Teşekkür ediyorum, sağ olun. (HDP sıralarından alkışlar)

BAŞKAN – Teşekkür ederiz Sayın Aslan.

Sayın Akçay, sisteme girmişsiniz, buyurun.

VI.- AÇIKLAMALAR (Devam)

28.- Manisa Milletvekili Erkan Akçay’ın, Cumhuriyet Halk Partisi Genel Başkanı Kemal Kılıçdaroğlu’na yönelik saldırıyı kınadığına ve şehit naaşlarının bulunduğu bir mahalde benzeri tepkilerin ve saldırıların olmasının bu olayların sistemli, organize ve tek merkezden yönlendirildiği izlenimi verdiğine ilişkin açıklaması

ERKAN AKÇAY (Manisa) – Teşekkür ederim Sayın Başkan.

Şehitlerimizin ebediyete uğurlandığı cami avlusunda Cumhuriyet Halk Partisi Genel Başkanı Sayın Kemal Kılıçdaroğlu’na yönelik çirkin davranış ve saldırıları kınıyorum. (CHP sıralarından alkışlar)

Şehit naaşlarının bulunduğu bir mahalde benzeri tepkilerin ve saldırıların olması bu olayların sistemli, organize ve tek merkezden yönlendirildiği izlenimini vermektedir; provokatif bir olay olduğu açıktır.

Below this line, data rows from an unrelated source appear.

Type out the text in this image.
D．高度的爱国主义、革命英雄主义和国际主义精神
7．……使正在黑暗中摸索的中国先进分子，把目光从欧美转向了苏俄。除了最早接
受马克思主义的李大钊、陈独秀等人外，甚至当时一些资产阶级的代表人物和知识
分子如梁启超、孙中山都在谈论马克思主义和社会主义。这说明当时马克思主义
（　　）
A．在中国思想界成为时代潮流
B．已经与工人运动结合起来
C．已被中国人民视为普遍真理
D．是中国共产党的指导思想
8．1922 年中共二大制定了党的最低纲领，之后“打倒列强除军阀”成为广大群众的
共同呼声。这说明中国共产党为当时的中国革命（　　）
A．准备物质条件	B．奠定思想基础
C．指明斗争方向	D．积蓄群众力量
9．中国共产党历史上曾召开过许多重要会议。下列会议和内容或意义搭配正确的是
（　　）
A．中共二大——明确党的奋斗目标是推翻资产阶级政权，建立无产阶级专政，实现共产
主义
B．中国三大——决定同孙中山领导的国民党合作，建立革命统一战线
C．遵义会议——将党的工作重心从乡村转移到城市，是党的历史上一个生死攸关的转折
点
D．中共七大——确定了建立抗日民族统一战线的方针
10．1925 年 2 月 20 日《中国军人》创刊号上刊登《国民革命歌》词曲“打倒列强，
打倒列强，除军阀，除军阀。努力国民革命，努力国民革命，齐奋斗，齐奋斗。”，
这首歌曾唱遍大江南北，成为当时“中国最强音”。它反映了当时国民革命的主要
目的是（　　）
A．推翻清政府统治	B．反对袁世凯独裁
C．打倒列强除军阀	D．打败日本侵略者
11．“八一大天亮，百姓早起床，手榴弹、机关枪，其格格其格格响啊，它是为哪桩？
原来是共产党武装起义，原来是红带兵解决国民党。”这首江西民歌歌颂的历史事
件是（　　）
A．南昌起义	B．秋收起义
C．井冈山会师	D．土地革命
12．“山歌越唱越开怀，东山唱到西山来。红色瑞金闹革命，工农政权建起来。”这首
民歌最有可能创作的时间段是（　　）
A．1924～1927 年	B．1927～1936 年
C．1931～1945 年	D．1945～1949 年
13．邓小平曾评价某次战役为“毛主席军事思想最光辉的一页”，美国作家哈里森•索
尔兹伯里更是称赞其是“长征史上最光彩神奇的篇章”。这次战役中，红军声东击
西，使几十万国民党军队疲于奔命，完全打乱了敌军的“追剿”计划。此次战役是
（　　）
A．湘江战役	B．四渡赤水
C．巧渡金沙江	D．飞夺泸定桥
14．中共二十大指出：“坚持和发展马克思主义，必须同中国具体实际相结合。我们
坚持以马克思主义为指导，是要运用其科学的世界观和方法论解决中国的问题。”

Teröre karşı tekmil millet olarak saflarımızı sıklaştırmamız gereken bir zamanda ve mekânda bu tür saldırılar ancak terörizme hizmet eder. Bu yönüyle de bu hadiseye terörize bir olay olarak bakabiliriz. Hükûmetin bu konuda gereken açıklamayı yapmasını ve gereken soruşturmanın bir an evvel sonuçlandırılmasını diliyor, bekliyorum.

Teşekkür ediyorum.

BAŞKAN – Teşekkürler Sayın Akçay. (CHP sıralarından alkışlar)

XI.- KANUN TASARI VE TEKLİFLERİ İLE KOMİSYONLARDAN GELEN DİĞER İŞLER (Devam)

A) Kanun Tasarı ve Teklifleri (Devam)

1.- Türkiye Cumhuriyeti ile Belçika Krallığı Arasında 2 Haziran 1987 Tarihinde Ankarada İmzalanan Gelir Üzerinden Alınan Vergilerde Çifte Vergilendirmeyi Önleme Anlaşmasını Değiştiren Protokolün Onaylanmasının Uygun Bulunduğuna Dair Kanun Tasarısı (1/505) ve Dışişleri Komisyonu Raporu (S. Sayısı: 238) (Devam)

BAŞKAN – Sayın milletvekilleri, 3’üncü madde üzerinde başka konuşma talebi yok.

Soru-cevap işlemi yok.

Maddeyi oylarınıza sunuyorum: Kabul edenler… Kabul etmeyenler… Madde kabul edilmiştir.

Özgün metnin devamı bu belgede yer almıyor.